During her time in Congress, Barbara broke the ground that finally brought women into the House leadership. Clearly demonstrating a capacity for pragmatic and dynamic leadership, Barbara was appointed as the third woman in history to serve on the House Ways and Means Committee and the first woman to chair a subcommittee of the House Intelligence Committee. In August 1991, Barbara served as Chief Deputy Majority Whip under Speaker Tom Foley, a post in which she served until her election as Vice Chair of the Democratic Caucus in 1994. With her historic ascension to this post, her colleagues made Barbara the chamber's fourth highest-ranking member, and the first and only woman at that time in the elected leadership.
Again heeding the call to serve the people of Connecticut, Barbara accepted the Democratic gubernatorial nomination in 1998. Although her run for the governorship was unsuccessful, Barbara was not only to simply fade away into the background.
Reflecting her service as Ranking Democrat on the Social Security subcommittee, President Clinton appointed her Associate Commissioner of the Social Security Administration in 1999. Today, she works tirelessly on behalf of our nation's seniors as President of the National Committee to Preserve Social Security and Medicare.
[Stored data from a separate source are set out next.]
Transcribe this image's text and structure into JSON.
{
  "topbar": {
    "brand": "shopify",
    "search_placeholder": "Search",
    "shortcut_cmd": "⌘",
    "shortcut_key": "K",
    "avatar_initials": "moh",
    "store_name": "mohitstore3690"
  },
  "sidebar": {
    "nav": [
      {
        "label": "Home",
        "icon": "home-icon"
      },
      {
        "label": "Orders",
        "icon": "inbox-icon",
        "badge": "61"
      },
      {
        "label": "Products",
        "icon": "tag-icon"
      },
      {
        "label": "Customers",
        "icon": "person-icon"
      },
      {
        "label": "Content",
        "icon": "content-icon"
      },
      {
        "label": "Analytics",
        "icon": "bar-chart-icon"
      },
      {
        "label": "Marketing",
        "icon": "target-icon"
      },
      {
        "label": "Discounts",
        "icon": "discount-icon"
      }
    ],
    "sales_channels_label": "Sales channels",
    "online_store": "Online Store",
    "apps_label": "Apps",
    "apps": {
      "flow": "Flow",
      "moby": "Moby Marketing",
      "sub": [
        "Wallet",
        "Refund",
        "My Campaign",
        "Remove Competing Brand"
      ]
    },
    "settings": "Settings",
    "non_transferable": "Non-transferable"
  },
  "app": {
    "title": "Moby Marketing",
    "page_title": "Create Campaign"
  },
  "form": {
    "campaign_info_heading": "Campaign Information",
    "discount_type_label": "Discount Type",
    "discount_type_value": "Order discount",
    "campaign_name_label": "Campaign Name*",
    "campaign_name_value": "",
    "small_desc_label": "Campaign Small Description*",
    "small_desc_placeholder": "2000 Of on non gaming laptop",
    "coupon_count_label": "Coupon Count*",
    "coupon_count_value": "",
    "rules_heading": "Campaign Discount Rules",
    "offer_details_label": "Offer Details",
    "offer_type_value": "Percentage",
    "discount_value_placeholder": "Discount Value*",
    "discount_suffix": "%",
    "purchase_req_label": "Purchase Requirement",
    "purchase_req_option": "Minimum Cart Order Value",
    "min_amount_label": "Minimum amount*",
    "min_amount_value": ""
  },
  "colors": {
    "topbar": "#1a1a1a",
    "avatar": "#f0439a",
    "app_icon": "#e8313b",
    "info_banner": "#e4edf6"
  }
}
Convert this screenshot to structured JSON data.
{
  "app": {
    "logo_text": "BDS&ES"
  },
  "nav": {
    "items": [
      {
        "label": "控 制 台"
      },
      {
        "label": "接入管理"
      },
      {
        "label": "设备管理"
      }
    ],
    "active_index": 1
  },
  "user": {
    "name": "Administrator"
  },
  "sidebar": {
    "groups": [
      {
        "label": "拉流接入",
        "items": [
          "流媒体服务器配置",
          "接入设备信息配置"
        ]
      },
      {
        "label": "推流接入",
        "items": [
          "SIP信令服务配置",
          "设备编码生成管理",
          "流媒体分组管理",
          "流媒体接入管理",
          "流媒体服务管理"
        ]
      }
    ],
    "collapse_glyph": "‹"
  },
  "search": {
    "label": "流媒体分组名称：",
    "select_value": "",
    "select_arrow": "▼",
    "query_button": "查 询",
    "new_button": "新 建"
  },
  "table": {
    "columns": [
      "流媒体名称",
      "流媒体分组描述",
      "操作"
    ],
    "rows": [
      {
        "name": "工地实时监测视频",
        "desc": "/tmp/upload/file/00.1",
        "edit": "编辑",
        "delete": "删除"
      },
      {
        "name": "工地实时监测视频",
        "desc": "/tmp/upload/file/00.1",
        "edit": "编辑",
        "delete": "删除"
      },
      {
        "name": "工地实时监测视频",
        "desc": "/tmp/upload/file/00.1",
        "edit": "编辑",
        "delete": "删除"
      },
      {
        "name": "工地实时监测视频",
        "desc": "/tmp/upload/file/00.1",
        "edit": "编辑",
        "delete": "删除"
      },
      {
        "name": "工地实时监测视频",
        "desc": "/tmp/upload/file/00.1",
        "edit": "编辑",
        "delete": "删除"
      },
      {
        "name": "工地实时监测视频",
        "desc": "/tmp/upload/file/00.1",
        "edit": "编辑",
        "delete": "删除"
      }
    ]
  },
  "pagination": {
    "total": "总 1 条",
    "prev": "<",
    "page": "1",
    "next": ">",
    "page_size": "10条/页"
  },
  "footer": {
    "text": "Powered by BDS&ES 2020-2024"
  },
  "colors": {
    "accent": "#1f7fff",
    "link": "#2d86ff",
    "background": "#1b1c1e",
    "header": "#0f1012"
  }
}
I am truly honored to present the district she so ably served for seventeen years. While Barbara's legacy is so much larger than the bricks and mortar of a post office, it is a lasting tribute to a woman who dedicated her life in service of the people of Connecticut for nearly a quarter of a century.
Barbara's is a presence sorely missed in this chamber, and I urge my colleagues to join me in recognizing the legacy and ongoing service of this truly extraordinary public servant.